Hire an Independent CTO. This advice is mostly for small companies or individuals who outsource software development and rely on their expertise while staying focused on their own business development. That’s unwise; you should have an independent chief technical officer (CTO) who reports to you and controls how the outsourcing team works. This person must be on a different payment schedule with different goals, terms, and objectives. You should talk to the CTO and the CTO should control the offshore team. Very often, business owners try to become software savvy and control the software team directly, learning their software jargon, principles of DevOps, and even Java syntax (I’ve seen that). This is a route to failure. Be smart—you do the business development, the CTO reports to you, and the software team reports to the CTO.

Define Rewards and Punishments. There is no management without these two key components. You’re not supposed to manage all programmers in the outsourcing shop, but you have to manage the entire shop as a single unit of control. You have to give them some structure of motivation. They have to know what will happen to them if they succeed and how much they will suffer if they fail. If you don’t make this mechanism explicit, you will deal with an implicit version of it where your chances of winning are very low. Most people assume the best and the only motivation for a software team is to stay on the project. You’re paying them and that’s enough, right? Wrong. Management can’t be effective when a monthly bank transfer is a reward and its absence is a punishment. It is too coarse-grained; that’s why it’s absolutely ineffective. Find a better and more fine-grained mechanism. This post may help: Why Monetary Awards Don’t Work.

Added on the 14th of October, 2018:

Don’t Spend More Than a Month. Some say 12 weeks, I say a month. And I’m not alone. Do you know that the first version of Minecraft (which was later sold to Microsoft for $2.5B) was released in just six days? There are many other examples, including Uber, Dropbox, Buffer, and others. Eric Ries in his book Lean Startup called it a Minimum Viable Product (MVP), I’m sure you’ve heard this acronym. If developers are promising to deliver the product in a few months, you are doing something wrong. You absolutely must get some working software in less than a month and it has to be ready for real paying users. Most of my pet projects I created in less than a week each.

Don’t Pay Salaries. Of course, they will want you to pay monthly, plus health insurance, laptops, vacations, and a nice sunny office. That’s where your plan falls short. Make them happy and you lose. You must find a way to align your objectives (deliver the MVP as soon as possible and start making money) with theirs (buy a new car and spend the next vacation on a beach). Can you do that? It’s difficult.
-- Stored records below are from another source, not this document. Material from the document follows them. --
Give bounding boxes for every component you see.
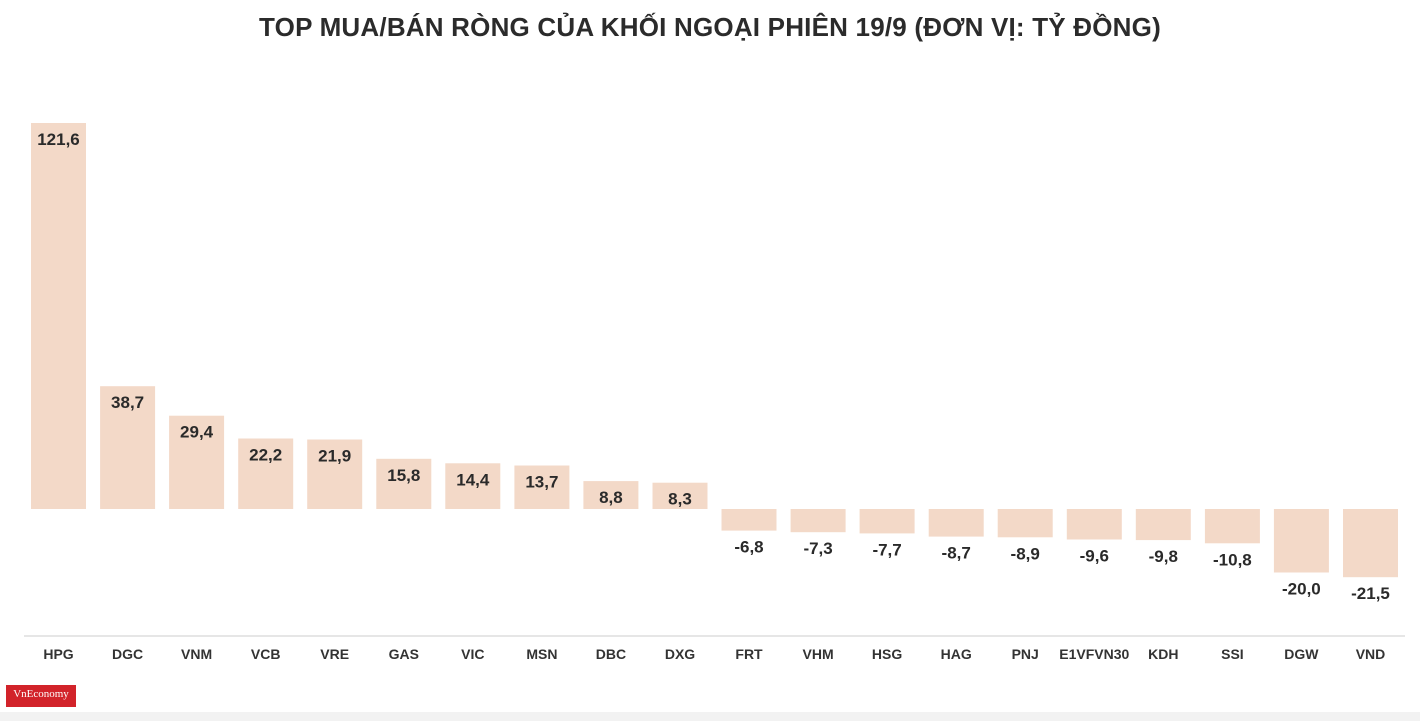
bar-dgc — [100, 386, 156, 509]
tick-label-gas: GAS — [389, 646, 419, 662]
logo-text: VnEconomy — [13, 688, 69, 700]
bar-vnm — [169, 415, 225, 509]
value-label-hpg: 121,6 — [37, 130, 80, 149]
tick-label-hpg: HPG — [43, 646, 73, 662]
value-label-e1vfvn30: -9,6 — [1080, 547, 1109, 566]
bar-pnj — [997, 509, 1053, 538]
value-label-vic: 14,4 — [456, 470, 490, 489]
bar-vhm — [790, 509, 846, 533]
bar-ssi — [1204, 509, 1260, 544]
bar-vre — [307, 439, 363, 509]
tick-label-dgc: DGC — [112, 646, 143, 662]
tick-label-hag: HAG — [941, 646, 972, 662]
tick-label-ssi: SSI — [1221, 646, 1244, 662]
tick-label-vic: VIC — [461, 646, 484, 662]
tick-label-hsg: HSG — [872, 646, 902, 662]
value-label-hag: -8,7 — [942, 544, 971, 563]
tick-label-dbc: DBC — [596, 646, 626, 662]
bars-layer — [31, 123, 1398, 578]
value-label-dxg: 8,3 — [668, 490, 692, 509]
tick-label-kdh: KDH — [1148, 646, 1178, 662]
value-label-dgc: 38,7 — [111, 393, 144, 412]
chart-title: TOP MUA/BÁN RÒNG CỦA KHỐI NGOẠI PHIÊN 19… — [259, 12, 1161, 42]
value-label-vcb: 22,2 — [249, 446, 282, 465]
tick-label-vnd: VND — [1356, 646, 1386, 662]
bar-kdh — [1135, 509, 1191, 541]
tick-label-vhm: VHM — [803, 646, 834, 662]
bar-hag — [928, 509, 984, 537]
bar-vic — [445, 463, 501, 509]
tick-label-dxg: DXG — [665, 646, 695, 662]
footer-strip — [0, 712, 1420, 721]
bar-frt — [721, 509, 777, 531]
value-labels-layer: 121,6 38,7 29,4 22,2 21,9 15,8 14,4 13,7 8,8 8,3 -… — [37, 130, 1390, 603]
bar-dgw — [1273, 509, 1329, 573]
bar-vcb — [238, 438, 294, 509]
value-label-kdh: -9,8 — [1149, 547, 1178, 566]
bar-hpg — [31, 123, 86, 509]
bar-e1vfvn30 — [1066, 509, 1122, 540]
value-label-hsg: -7,7 — [872, 540, 901, 559]
vneconomy-logo: VnEconomy — [6, 685, 76, 707]
value-label-frt: -6,8 — [734, 538, 763, 557]
tick-label-dgw: DGW — [1284, 646, 1319, 662]
value-label-vre: 21,9 — [318, 447, 351, 466]
tick-label-frt: FRT — [735, 646, 763, 662]
value-label-vnm: 29,4 — [180, 423, 214, 442]
tick-label-vnm: VNM — [181, 646, 212, 662]
bar-dxg — [652, 482, 708, 509]
tick-label-msn: MSN — [526, 646, 557, 662]
bar-hsg — [859, 509, 915, 534]
value-label-pnj: -8,9 — [1011, 544, 1040, 563]
bar-dbc — [583, 481, 639, 509]
value-label-msn: 13,7 — [525, 473, 558, 492]
value-label-dgw: -20,0 — [1282, 580, 1321, 599]
value-label-gas: 15,8 — [387, 466, 420, 485]
value-label-vnd: -21,5 — [1351, 584, 1390, 603]
value-label-vhm: -7,3 — [803, 539, 832, 558]
tick-label-e1vfvn30: E1VFVN30 — [1059, 646, 1129, 662]
tick-label-vre: VRE — [320, 646, 349, 662]
x-tick-labels-layer: HPG DGC VNM VCB VRE GAS VIC MSN DBC DXG FRT VHM HSG H… — [43, 646, 1385, 662]
value-label-dbc: 8,8 — [599, 488, 623, 507]
tick-label-vcb: VCB — [251, 646, 281, 662]
bar-vnd — [1343, 509, 1398, 578]
bar-gas — [376, 458, 432, 509]
tick-label-pnj: PNJ — [1012, 646, 1039, 662]
value-label-ssi: -10,8 — [1213, 550, 1252, 569]
bar-msn — [514, 465, 570, 509]
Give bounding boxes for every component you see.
That’s why we created Zerocracy, which makes incremental billing and paying by results possible. You can either move your project to our platform and manage your developers there, or invent something on your own. But remember, no monthly salaries! Only pay by results delivered.

Don’t let them experiment. Every smart programmer wants to use your new project as a test ground for some new technologies. Nobody likes to do exactly the same thing they were doing yesterday, unless they are stupid and boring people. Thus, your guys will recommend that you use something new: a new framework, a new database, a new cloud hosting solution, new deployment tools. They are doing this for their own purposes, not to help the project. Don’t fall for this. Insist that they use what they have experience with, at least at the MVP stage. Promise them freedom to experiment, but later, when the MVP is launched.